JB: That story hurts almost as much as the one about the kids coloring in it! One last little addendum here: The head of Mego (the 70s-80s toy company) claims that at some point in the mid-70s or so he was offered the chance to buy DC and its characters. Bupkis? Or...? I bring this up because at one point you say you and other staffers wondered "if there would even be a DC".

PK: That's not entirely out of the realm of possibility, certainly not in 1978. Look, as early as 1970 or so, you had the young guys like Chaykin and Weiss and Wrightson coming into comics, and you read interviews with them today where they all say they thought they were getting into the comics business during the industry's "last days." None of these guys thought comics would be around in 10 years, maybe not even five. Then you get to something catastrophic like the Implosion...hard not to be pessimistic.
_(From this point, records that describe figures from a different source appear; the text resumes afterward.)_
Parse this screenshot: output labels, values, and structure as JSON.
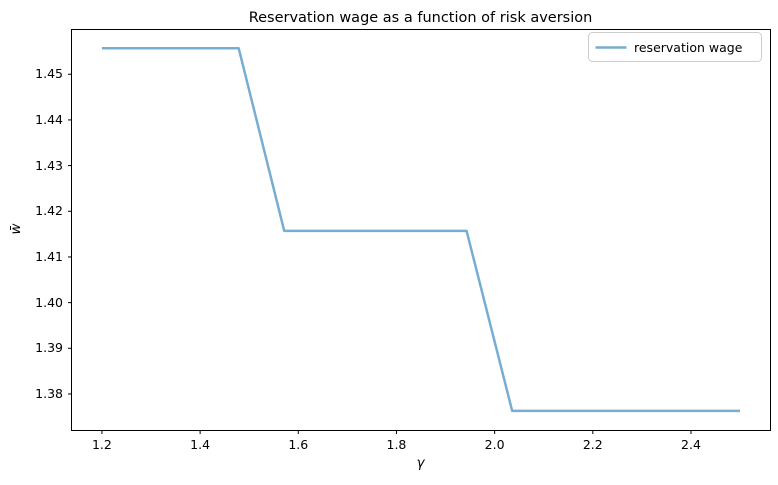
{
  "chart_data": {
    "type": "line",
    "title": "Reservation wage as a function of risk aversion",
    "xlabel": "γ",
    "ylabel": "w̄",
    "series": [
      {
        "name": "reservation wage",
        "color": "#78add2",
        "linewidth": 2.5,
        "x": [
          1.2,
          1.2929,
          1.3857,
          1.4786,
          1.5714,
          1.6643,
          1.7571,
          1.85,
          1.9429,
          2.0357,
          2.1286,
          2.2214,
          2.3143,
          2.4071,
          2.5
        ],
        "y": [
          1.4557,
          1.4557,
          1.4557,
          1.4557,
          1.4157,
          1.4157,
          1.4157,
          1.4157,
          1.4157,
          1.3763,
          1.3763,
          1.3763,
          1.3763,
          1.3763,
          1.3763
        ]
      }
    ],
    "xlim": [
      1.138,
      2.562
    ],
    "ylim": [
      1.372,
      1.4598
    ],
    "xticks": [
      1.2,
      1.4,
      1.6,
      1.8,
      2.0,
      2.2,
      2.4
    ],
    "xtick_labels": [
      "1.2",
      "1.4",
      "1.6",
      "1.8",
      "2.0",
      "2.2",
      "2.4"
    ],
    "yticks": [
      1.38,
      1.39,
      1.4,
      1.41,
      1.42,
      1.43,
      1.44,
      1.45
    ],
    "ytick_labels": [
      "1.38",
      "1.39",
      "1.40",
      "1.41",
      "1.42",
      "1.43",
      "1.44",
      "1.45"
    ],
    "legend": {
      "position": "upper right",
      "entries": [
        "reservation wage"
      ],
      "frame_color": "#cccccc",
      "frame_fill": "#ffffff"
    },
    "grid": false,
    "axes_color": "#000000",
    "background": "#ffffff"
  }
}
Because, certainly in those days, when the fans were only a small percentage of the buying public as opposed to 100% of today's market, it would have made sense for the company, struggling with publishing, to just stop creating and buying new material and go all reprint, using the 40 years of backlogged material to keep titles going and characters in the public eye. You think Mego or Kellogg's or whoever the licensors were back then gave a crap if there was a new Superman story published this month? It made no difference; as long as DC published a comic book called Superman, the license had value. So why not save a small fortune on new material and go all-reprint, bag the creative staff except for Nelson and a couple of junior editors to package the reprints, and there would still have been the exact same Superman: The Movie, etc.

So, it's very possible that DC was, behind closed doors, 'for sale,' and Mego was as likely a buyer as any. I don't doubt there were talks—could have been completely informal, who knows?--but, thankfully, Superman: The Movie started to look like it was going to be as strong as it turned out to be, plus after the sales disaster of the winter of '78, sales picked up again and the panic subsided.

JB: Thanks for your time and all the great information, Paul…and let’s hope there never has to be a Cancelled Comics Cavalcade #3 someday.